На обратномъ пути домой меня трясло, какъ въ лихорадкѣ, даромъ что свѣтило солнце и было тепло. Должно быть, во время бѣгства изъ лѣсу меня хлестали и царапали вѣтви, но я ничего не замѣчалъ, ничего не помнилъ. Зато, выйдя изъ лѣсу около мельницы, я замѣтилъ Крючкодѣла, который стоялъ тамъ со своей свистулькой и дурачилъ птицъ, заставляя ихъ просыпаться и откликаться. Я былъ виною того, что Гартвигсенъ велѣлъ закрасить указующую руку на стѣнѣ, такъ что Крючкодѣдъ могъ имѣть зубъ противъ меня и не постѣснился бы продолжать чирикать, еслибы я прошелъ мимо. Я и направился прямо къ нему, намѣреваясь спросить:- Ты что же это не ложишься? Вѣдь ужъ ночь! — Но, когда я подошелъ поближе, онъ пересталъ чирикать, снялъ шапку и поклонился. Тогда я рѣшилъ спросить иначе:
— Что-жъ, ты и по ночамъ тутъ щебечешь?
— Да, — отвѣтилъ онъ.
— А спать развѣ не пойдешь?
— Нѣтъ. Я на караулѣ. Мельница работаетъ.
— Да вѣдь тамъ два мельника.
— Такъ то такъ, да…
Занятый тѣмъ, что я видѣлъ въ лѣсу, я подумалъ: ужъ не баронесса ли поставила его караулить, — и продолжалъ про себя:- да, да; мало ли кому тутъ нужны караульные!
Крючкодѣлъ видѣлъ, что я задумался и, полагая, что за моими вопросами скрывается что-то, вдругъ заговорилъ, озираясь во всѣ стороны: — Видно, знаете.
Мнѣ не хотѣлось быть его сообщникомъ въ чемъ бы то ни было, но и напрасно было бы отнѣкиваться, что я знаю кое-что. А онъ указалъ пальцемъ на что то позади себя и прибавилъ:
— Вонъ лежитъ.
— Что лежитъ? Перина? Въ чемъ дѣло?
Я подвинулся поближе; Крючкодѣлъ, посмѣиваясь, двинулся за мной и объяснилъ, что вотъ и весь его караулъ: раза три, а то и четыре въ недѣлю онъ сушитъ тутъ по ночамъ перину Макка на этомъ брезентѣ. Ну, и стыда въ этомъ нѣтъ никакого. Прежде справлялъ эту должность Свенъ Дозорный, а онъ теперь важный шкиперъ. Кому нибудь да надо же это дѣлать! Но какой разбойникъ и хватъ этотъ Маккъ! Купаться по три, четыре раза въ недѣлю! А по веснѣ такъ онъ еще хуже былъ, — каждый Божій день; чисто взбѣсился! И все-то еще для него стоитъ лѣто, и, Богъ вѣсть, когда придетъ зима.

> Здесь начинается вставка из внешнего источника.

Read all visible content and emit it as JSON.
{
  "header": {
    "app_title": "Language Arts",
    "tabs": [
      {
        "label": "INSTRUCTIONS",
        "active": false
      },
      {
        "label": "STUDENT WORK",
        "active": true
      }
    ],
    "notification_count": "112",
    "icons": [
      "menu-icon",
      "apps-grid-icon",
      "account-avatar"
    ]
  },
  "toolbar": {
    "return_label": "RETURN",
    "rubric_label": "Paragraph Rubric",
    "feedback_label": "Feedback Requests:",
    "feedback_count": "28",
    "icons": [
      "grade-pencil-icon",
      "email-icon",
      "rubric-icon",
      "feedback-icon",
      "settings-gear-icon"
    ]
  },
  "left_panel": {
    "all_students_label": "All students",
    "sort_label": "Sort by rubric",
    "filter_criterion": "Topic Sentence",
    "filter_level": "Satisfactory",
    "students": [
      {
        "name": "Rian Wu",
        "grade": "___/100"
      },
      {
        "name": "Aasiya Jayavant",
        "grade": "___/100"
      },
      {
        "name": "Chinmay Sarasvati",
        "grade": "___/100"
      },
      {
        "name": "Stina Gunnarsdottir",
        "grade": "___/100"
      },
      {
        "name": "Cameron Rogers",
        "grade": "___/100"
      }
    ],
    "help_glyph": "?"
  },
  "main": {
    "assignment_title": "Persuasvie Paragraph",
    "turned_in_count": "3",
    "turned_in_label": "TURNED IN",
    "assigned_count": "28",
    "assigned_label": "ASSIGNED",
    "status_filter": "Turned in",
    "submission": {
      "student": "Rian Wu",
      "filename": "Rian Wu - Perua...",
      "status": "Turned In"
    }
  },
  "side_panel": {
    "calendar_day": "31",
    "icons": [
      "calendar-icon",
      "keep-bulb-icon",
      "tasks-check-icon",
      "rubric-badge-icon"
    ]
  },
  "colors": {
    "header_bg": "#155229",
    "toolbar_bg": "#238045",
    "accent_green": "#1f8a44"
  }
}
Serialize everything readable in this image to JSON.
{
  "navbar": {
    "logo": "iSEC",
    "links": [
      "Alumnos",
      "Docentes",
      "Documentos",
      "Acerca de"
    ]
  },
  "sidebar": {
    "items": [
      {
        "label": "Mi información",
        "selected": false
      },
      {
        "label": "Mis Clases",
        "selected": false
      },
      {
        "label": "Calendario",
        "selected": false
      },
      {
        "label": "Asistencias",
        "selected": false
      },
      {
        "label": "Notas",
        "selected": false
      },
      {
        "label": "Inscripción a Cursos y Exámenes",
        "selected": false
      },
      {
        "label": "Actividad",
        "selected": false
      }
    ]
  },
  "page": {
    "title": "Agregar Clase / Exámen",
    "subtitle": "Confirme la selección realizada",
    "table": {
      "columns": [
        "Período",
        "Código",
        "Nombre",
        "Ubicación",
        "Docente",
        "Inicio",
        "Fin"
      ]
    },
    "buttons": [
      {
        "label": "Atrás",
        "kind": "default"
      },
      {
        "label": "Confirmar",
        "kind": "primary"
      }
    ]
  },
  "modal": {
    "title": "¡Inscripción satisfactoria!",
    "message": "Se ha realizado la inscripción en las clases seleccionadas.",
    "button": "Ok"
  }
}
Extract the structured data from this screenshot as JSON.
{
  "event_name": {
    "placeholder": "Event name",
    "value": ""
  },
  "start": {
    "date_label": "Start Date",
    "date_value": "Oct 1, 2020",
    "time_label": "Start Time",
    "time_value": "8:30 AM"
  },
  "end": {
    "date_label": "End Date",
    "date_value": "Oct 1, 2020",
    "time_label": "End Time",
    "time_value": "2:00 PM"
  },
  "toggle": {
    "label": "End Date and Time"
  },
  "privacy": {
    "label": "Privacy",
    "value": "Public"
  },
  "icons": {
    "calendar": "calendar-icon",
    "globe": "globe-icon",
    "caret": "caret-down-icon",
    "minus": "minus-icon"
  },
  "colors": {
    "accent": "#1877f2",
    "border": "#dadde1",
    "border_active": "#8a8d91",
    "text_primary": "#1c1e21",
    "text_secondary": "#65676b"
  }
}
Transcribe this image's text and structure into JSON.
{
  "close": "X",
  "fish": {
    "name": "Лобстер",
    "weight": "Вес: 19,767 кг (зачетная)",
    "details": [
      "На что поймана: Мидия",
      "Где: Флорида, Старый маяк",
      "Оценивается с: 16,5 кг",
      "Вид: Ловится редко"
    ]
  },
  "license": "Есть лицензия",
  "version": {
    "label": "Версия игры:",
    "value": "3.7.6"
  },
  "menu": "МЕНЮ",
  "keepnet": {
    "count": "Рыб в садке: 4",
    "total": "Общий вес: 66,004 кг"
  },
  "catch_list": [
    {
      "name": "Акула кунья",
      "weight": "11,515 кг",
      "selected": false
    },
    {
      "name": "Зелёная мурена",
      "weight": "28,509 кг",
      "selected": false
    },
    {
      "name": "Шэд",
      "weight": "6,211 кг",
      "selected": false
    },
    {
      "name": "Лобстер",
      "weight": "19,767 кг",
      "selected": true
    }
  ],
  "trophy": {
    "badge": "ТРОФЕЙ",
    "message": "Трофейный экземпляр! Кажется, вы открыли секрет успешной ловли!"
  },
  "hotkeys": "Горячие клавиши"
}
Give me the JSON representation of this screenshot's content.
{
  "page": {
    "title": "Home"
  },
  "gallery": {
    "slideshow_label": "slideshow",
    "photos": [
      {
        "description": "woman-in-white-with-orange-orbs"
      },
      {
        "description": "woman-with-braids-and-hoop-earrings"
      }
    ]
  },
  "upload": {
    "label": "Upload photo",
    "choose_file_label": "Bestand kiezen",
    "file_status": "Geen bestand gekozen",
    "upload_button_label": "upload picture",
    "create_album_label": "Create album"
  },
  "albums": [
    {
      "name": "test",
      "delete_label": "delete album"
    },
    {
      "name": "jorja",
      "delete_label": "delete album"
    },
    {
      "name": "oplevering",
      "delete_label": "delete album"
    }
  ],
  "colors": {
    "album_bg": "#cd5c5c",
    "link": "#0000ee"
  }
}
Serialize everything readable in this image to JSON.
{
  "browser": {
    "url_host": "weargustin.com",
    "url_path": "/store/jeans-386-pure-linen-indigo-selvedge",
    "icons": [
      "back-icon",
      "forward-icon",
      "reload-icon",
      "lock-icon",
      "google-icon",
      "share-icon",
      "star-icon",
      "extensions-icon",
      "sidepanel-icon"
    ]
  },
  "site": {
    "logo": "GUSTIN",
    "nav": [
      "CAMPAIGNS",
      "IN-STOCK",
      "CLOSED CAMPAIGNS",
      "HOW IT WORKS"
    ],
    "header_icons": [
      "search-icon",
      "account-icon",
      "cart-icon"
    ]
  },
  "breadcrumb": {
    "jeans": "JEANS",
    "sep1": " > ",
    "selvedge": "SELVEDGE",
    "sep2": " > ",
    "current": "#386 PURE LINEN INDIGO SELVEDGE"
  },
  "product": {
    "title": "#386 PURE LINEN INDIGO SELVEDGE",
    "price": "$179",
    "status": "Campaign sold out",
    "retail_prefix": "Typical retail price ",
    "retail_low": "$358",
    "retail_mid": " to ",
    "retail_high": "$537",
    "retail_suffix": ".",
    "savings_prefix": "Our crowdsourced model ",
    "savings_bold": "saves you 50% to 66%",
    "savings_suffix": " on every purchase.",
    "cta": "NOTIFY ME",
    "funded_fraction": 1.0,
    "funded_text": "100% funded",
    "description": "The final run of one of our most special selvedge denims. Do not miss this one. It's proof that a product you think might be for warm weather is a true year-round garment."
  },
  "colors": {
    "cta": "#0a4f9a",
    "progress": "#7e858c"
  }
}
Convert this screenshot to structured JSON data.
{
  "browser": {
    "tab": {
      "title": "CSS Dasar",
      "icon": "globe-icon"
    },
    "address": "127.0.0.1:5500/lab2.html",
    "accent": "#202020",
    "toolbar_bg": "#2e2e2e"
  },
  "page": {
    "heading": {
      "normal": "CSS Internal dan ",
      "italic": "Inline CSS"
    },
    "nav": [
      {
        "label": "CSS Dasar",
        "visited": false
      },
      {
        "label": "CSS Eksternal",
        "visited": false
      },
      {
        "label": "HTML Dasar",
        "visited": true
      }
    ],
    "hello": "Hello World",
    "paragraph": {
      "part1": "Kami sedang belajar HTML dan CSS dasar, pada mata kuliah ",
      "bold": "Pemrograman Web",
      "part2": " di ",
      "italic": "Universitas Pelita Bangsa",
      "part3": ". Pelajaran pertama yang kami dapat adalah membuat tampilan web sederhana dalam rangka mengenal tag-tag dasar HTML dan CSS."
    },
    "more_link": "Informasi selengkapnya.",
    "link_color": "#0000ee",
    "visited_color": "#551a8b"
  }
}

Пожалуй, никогда.
Я выслушалъ это объясненіе и настолько собрался съ мыслями, чтобы спросить:
— А какъ же ты сушишь перину въ дождь?
— Тогда я норовлю забраться на ночь въ пивоварню. Да, прежде то-все это дѣлалось проще, какъ я слыхалъ. Свенъ Дозорный сушилъ перину прямо на дворѣ, на солнышкѣ, а пивоварня день и ночь была къ его услугамъ. Но съ тѣхъ поръ, какъ баронесса вернулась, старику пришлось посократиться, ха-ха!
Добрѣйшему Крючкодѣлу, видно, страсть какъ хотѣлось представить мнѣ свое занятіе въ менѣе невыгодномъ свѣтѣ, и онъ не переставалъ подшучивать.
— Какъ сказано, кому-нибудь да надо же это дѣлать! И Маккъ самъ меня выбралъ, позвалъ къ себѣ въ контору и предложилъ это мѣсто. Онъ, дескать, страдаетъ животомъ, такъ ему нужно постоянно брать ванны, и чтобы его растирали. У меня же кстати такой особый талантъ; вотъ и ходи себѣ тутъ по ночамъ да подразнивай птицъ и удивляй людей, если кто набредетъ на тебя. Ха-ха! Надо же имѣть такую голову, чтобы такъ все обмозговать! и про купанье-то чего наговорилъ? Теперь его растираютъ Элленъ, жена Свена Дозорнаго, и эта дѣвчонка Петрина.